최근 들어 인공신경망을 이용한 기계학습이 여러 분야에 활용되면서, 머신 러닝 프레임워크를 이용하여 데이터 처리 과정에 사람의 개입을 배제하려는 노력이 확산되고 있다. 즉, 사용자 문제 풀이 결과 로그를 수집하고, 사용자와 문제로 구성된 다차원 공간을 구성하고, 사용자가 문제를 맞았는지 틀렸는지를 기준으로 다차원 공간에 값을 부여하여 각각의 사용자 및 문제에 대한 벡터를 계산하는 방식으로 사용자 및/또는 문제를 모델링하는 것이다. In recent years, machine learning using artificial neural networks has been used in various fields, and efforts to exclude human intervention in the data processing process using a machine learning framework are spreading. That is, the user problem solving result log is collected, the multidimensional space constituted by the user and the problem is constructed, and a value is given to the multidimensional space based on whether or not the user has a problem, And / or < / RTI >

이렇게 사용자 또는 문제에 대한 특성에 대응되는 다차원 공간상의 한 점을 부여하는 것을 임베딩(embedding)한다 또는 벡터화한다고 명명할 수 있다. 또한, 이렇게 임의의 객체에 대응하여 부여된 다차원 공간상의 한 점을 모델링 벡터, 벡터화된 객체, 객체 벡터라고 부를 수 있다. 즉, 임베딩하고자 하는 객체가 문제라면 문제 특성(feature)를 나타내는 다차원 공간상의 한 점은 문제 모델링 벡터, 벡터화된 문제, 문제 벡터로 명명 가능하며, 임베딩하고자 하는 객체가 사용자라면 해당 사용자의 특성을 나타내는 다차원 공간상의 한 점은 사용자 모델링 벡터, 벡터화된 사용자, 사용자 벡터로 명명할 수 있다. This can be termed embedding or vectorizing giving a point in the multidimensional space corresponding to the characteristic of the user or problem. Also, a point in the multidimensional space given in correspondence with an arbitrary object can be called a modeling vector, a vectorized object, and an object vector. That is, if the object to be embedded is a problem, one point in the multidimensional space representing a problem feature can be named as a problem modeling vector, a vectorized problem, and a problem vector. If the object to be embedded is a user, One point in the multidimensional space can be named user modeling vector, vectorized user, user vector.

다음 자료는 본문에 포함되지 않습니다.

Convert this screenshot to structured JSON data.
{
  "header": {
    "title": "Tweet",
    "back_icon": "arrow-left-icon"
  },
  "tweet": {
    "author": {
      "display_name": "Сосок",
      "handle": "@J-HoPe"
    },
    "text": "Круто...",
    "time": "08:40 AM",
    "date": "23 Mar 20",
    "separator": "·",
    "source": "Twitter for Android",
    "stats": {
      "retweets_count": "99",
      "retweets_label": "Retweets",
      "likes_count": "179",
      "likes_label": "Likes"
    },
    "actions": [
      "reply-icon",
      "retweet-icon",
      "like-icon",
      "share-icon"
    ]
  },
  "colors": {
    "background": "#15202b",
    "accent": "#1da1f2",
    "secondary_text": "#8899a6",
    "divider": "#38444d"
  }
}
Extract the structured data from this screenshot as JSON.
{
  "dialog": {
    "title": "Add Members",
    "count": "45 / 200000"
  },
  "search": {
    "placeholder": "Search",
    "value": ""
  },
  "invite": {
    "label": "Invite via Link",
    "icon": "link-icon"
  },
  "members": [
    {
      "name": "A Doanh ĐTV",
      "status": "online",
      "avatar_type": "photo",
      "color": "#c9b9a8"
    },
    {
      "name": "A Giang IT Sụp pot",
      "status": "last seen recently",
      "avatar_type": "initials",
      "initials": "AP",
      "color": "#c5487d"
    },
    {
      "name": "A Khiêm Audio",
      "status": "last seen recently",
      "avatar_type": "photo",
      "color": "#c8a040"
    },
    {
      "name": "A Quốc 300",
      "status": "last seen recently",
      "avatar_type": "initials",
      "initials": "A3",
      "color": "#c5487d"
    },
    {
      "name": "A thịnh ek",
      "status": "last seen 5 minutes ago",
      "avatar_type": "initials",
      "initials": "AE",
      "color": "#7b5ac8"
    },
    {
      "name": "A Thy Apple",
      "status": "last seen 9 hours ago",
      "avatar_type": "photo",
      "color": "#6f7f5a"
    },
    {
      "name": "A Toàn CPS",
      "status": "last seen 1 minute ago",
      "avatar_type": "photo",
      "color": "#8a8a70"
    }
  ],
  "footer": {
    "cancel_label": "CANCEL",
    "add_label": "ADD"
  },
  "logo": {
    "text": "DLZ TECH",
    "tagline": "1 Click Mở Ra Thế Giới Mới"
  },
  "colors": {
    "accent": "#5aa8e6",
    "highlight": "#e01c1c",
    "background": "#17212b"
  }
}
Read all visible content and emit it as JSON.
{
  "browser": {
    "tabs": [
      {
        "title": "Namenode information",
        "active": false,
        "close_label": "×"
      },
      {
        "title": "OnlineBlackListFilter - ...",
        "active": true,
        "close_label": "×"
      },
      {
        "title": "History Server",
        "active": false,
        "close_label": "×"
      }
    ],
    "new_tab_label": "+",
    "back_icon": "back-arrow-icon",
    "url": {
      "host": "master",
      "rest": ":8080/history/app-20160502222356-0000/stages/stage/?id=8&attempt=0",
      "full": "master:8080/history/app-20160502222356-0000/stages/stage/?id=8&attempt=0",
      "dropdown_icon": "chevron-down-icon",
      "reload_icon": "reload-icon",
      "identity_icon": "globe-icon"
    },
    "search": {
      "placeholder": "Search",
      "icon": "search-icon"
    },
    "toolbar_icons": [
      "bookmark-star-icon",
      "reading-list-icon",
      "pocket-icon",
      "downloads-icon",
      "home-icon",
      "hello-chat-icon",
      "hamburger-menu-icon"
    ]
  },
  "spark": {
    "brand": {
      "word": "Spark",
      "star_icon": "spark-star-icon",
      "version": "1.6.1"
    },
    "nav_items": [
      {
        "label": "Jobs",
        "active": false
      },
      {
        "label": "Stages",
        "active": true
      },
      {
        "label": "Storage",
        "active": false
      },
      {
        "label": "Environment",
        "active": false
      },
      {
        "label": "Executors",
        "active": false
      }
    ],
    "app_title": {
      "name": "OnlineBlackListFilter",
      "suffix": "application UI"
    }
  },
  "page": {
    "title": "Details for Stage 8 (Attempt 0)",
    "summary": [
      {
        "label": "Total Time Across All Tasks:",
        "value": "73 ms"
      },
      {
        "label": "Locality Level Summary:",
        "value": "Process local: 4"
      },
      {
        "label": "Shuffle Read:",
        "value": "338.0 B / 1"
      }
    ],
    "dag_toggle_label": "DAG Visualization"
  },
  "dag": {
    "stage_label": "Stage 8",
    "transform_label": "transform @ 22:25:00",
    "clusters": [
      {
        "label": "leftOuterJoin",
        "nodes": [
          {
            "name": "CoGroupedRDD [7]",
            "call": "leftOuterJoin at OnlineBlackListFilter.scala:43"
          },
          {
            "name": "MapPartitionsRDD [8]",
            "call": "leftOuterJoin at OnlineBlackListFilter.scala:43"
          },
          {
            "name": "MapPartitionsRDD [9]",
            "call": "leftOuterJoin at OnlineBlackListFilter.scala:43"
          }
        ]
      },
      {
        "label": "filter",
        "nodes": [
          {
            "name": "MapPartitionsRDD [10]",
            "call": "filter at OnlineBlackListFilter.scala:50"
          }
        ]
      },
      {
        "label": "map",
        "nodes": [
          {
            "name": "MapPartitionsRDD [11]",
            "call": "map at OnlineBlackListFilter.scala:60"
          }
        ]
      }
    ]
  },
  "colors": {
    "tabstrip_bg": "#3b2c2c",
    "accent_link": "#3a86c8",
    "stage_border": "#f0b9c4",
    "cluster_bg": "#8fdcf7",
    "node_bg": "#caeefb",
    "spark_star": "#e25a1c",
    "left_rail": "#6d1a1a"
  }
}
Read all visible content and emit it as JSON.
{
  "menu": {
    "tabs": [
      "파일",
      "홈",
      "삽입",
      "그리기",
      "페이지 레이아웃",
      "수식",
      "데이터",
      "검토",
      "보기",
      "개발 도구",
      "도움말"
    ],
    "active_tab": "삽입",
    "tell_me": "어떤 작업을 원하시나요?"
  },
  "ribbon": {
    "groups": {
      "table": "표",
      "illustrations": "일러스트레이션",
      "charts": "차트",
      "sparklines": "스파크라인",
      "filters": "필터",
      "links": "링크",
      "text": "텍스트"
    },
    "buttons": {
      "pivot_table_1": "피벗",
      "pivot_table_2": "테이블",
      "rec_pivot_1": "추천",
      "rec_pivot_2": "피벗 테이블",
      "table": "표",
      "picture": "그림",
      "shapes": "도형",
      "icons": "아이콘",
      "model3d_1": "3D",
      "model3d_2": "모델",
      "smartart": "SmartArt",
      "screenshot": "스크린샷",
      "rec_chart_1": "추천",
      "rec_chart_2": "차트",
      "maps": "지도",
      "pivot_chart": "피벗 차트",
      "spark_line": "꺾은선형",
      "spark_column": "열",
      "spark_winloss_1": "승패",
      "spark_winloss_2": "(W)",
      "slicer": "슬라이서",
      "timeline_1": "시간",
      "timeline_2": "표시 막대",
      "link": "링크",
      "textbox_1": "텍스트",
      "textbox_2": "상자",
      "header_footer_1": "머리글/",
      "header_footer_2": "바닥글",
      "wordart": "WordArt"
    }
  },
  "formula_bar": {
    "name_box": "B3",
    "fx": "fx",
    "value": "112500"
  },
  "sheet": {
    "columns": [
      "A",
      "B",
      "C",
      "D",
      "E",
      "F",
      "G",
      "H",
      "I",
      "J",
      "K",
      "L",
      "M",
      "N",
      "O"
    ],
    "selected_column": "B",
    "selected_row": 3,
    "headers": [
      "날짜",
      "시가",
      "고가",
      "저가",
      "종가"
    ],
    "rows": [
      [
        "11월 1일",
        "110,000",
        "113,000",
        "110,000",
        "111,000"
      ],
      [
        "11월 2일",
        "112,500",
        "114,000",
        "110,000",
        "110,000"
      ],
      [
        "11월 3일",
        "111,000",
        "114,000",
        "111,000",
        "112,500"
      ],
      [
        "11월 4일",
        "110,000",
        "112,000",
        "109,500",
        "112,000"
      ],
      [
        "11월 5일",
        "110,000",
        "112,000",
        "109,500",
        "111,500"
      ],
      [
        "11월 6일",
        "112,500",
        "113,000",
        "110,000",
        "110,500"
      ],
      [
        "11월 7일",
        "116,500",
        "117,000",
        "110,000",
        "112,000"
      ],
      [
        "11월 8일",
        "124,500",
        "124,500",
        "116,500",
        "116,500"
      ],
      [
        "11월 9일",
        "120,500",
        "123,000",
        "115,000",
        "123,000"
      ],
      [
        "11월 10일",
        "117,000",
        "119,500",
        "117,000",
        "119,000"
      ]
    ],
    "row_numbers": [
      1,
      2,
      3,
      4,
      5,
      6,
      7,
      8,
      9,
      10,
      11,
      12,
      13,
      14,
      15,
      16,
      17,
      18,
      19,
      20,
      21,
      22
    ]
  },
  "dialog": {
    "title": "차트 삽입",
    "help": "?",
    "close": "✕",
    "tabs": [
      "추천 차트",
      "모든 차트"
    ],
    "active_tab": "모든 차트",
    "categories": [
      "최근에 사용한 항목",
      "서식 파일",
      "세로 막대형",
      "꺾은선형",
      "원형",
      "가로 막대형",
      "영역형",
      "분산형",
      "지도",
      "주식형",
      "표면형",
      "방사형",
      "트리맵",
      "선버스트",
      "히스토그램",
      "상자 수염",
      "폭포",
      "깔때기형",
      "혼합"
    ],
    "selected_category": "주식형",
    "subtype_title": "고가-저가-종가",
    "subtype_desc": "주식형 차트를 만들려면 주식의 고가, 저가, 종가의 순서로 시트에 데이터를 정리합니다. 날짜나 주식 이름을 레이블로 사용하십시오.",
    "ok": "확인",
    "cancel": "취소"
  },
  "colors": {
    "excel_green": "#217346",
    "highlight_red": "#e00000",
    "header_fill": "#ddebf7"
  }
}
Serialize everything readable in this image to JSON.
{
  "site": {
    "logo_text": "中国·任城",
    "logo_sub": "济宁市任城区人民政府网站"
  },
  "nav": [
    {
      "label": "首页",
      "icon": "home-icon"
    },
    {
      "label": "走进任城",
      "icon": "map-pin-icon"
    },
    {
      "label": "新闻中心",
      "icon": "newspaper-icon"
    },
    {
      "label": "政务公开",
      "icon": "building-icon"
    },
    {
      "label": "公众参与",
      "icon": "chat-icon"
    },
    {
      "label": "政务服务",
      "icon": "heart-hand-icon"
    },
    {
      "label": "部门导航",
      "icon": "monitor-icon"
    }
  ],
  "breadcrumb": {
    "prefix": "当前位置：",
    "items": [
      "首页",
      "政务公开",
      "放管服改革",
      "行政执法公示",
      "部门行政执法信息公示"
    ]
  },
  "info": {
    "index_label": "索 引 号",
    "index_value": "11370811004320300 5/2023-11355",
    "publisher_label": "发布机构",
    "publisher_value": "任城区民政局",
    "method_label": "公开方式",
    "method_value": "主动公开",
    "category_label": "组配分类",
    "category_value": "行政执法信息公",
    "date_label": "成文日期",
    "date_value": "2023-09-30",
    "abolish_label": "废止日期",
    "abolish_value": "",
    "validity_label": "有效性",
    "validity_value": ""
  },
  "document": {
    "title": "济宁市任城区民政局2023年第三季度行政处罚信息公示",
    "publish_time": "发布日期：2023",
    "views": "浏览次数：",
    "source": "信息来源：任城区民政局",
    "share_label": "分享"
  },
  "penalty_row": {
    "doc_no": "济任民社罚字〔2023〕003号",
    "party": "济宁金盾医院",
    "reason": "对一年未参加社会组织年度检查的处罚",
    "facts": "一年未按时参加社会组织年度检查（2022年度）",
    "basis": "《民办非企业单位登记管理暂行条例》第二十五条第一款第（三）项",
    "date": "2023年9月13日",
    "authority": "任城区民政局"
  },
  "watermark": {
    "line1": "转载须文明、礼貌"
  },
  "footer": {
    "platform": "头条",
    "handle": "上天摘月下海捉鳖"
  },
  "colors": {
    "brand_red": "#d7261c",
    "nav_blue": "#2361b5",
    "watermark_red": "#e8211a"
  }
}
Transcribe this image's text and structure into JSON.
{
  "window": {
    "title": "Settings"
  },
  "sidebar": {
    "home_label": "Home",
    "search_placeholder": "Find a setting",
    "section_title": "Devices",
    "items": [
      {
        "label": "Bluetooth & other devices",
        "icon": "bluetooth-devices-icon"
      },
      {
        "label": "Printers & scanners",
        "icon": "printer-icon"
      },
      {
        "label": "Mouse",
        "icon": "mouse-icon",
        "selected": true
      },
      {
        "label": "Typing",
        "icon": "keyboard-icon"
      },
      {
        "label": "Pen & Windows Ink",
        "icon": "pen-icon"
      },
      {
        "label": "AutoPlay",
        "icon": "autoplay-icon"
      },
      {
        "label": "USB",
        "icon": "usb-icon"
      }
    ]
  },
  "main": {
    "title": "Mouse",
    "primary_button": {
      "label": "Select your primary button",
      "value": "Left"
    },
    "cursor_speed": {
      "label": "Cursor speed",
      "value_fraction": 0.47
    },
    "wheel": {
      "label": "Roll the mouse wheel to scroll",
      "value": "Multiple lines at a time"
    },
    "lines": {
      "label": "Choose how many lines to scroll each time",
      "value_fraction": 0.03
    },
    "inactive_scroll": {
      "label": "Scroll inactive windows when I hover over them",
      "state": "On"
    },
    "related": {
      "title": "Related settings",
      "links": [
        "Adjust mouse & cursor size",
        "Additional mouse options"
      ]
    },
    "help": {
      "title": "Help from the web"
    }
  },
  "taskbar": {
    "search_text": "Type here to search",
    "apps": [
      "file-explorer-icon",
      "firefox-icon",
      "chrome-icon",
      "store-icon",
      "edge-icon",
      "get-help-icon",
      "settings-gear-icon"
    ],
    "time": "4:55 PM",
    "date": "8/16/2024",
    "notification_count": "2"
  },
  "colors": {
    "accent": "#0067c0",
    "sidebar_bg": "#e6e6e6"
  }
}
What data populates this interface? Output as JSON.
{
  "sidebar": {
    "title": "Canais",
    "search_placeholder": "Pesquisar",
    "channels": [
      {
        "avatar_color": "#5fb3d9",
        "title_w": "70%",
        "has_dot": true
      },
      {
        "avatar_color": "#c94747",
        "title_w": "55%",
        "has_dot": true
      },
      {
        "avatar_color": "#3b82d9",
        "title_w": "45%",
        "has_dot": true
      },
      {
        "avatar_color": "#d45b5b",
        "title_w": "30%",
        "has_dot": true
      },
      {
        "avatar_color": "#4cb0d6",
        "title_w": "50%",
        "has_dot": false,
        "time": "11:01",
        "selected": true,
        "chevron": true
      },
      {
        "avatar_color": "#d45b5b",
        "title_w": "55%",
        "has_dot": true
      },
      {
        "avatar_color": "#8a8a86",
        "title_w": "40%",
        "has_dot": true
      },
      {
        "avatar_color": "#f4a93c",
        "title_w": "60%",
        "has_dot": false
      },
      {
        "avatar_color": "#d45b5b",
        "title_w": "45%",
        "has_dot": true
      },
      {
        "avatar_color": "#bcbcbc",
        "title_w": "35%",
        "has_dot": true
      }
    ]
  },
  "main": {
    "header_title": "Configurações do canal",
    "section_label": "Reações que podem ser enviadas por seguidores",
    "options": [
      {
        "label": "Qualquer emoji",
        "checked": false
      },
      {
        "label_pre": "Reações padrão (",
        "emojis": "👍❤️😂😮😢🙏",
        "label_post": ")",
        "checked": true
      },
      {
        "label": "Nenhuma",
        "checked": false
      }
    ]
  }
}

이렇게 사용자 특성 또는 문제 특성을 벡터화하면, 전체 문제에서 특정 문제의 위치, 상기 문제와 유사한 그룹으로 클러스터링할 수 있는 다른 문제, 다른 문제와 특정 문제의 유사도 등을 수학적으로 계산하는 것이 가능해진다. 뿐만 아니라 벡터의 차원(dimension)에 대응하는 속성을 기준으로 사용자 또는 문제를 클러스터링하는 것도 가능하다. 본 발명에서는 사용자 벡터 또는 문제 벡터들이 어떤 특성 내지는 속성을 포함하고 있는지는 제한하여 해석될 수 없으나, 일 예로 문제 벡터의 경우 문제가 어떤 개념으로 구성되어 있는지(개념 구성도)를 포함할 수 있다. By vectorizing the user characteristics or problem characteristics, it becomes possible to mathematically calculate the location of a specific problem in the whole problem, other problems that can be clustered into groups similar to the problem, and similarity between different problems and specific problems. It is also possible to cluster users or problems based on attributes corresponding to the dimensions of the vector. In the present invention, it can not be construed that the user vector or problem vector includes certain characteristics or attributes. However, for example, the problem vector may include a concept (conceptual diagram) of the problem.

이하에서는 본 발명의 일 실시 예에 따라 객체의 특성을 나타낼 수 있는 모델링 벡터 생성 방법에 대해 자세히 살펴보기로 한다. 설명의 편의를 위하여 본 명세서는 모델링 벡터로 임베딩하고자 하는 객체가 신규 문제인 경우의 예를 중심으로 설명한다. 그러나 이는 일 실시 예에 불과하며, 본 발명은 사용자, 문제, 보기, 학습 콘텐츠 등 다양한 객체에 적용될 수 있음에 유의한다. Hereinafter, a method of generating a modeling vector capable of representing characteristics of an object according to an embodiment of the present invention will be described in detail. For convenience of description, the present specification focuses on an example in which an object to be embedded into a modeling vector is a new problem. It should be noted, however, that this is only an embodiment and that the present invention can be applied to various objects such as a user, a problem, a view, and a learning contents.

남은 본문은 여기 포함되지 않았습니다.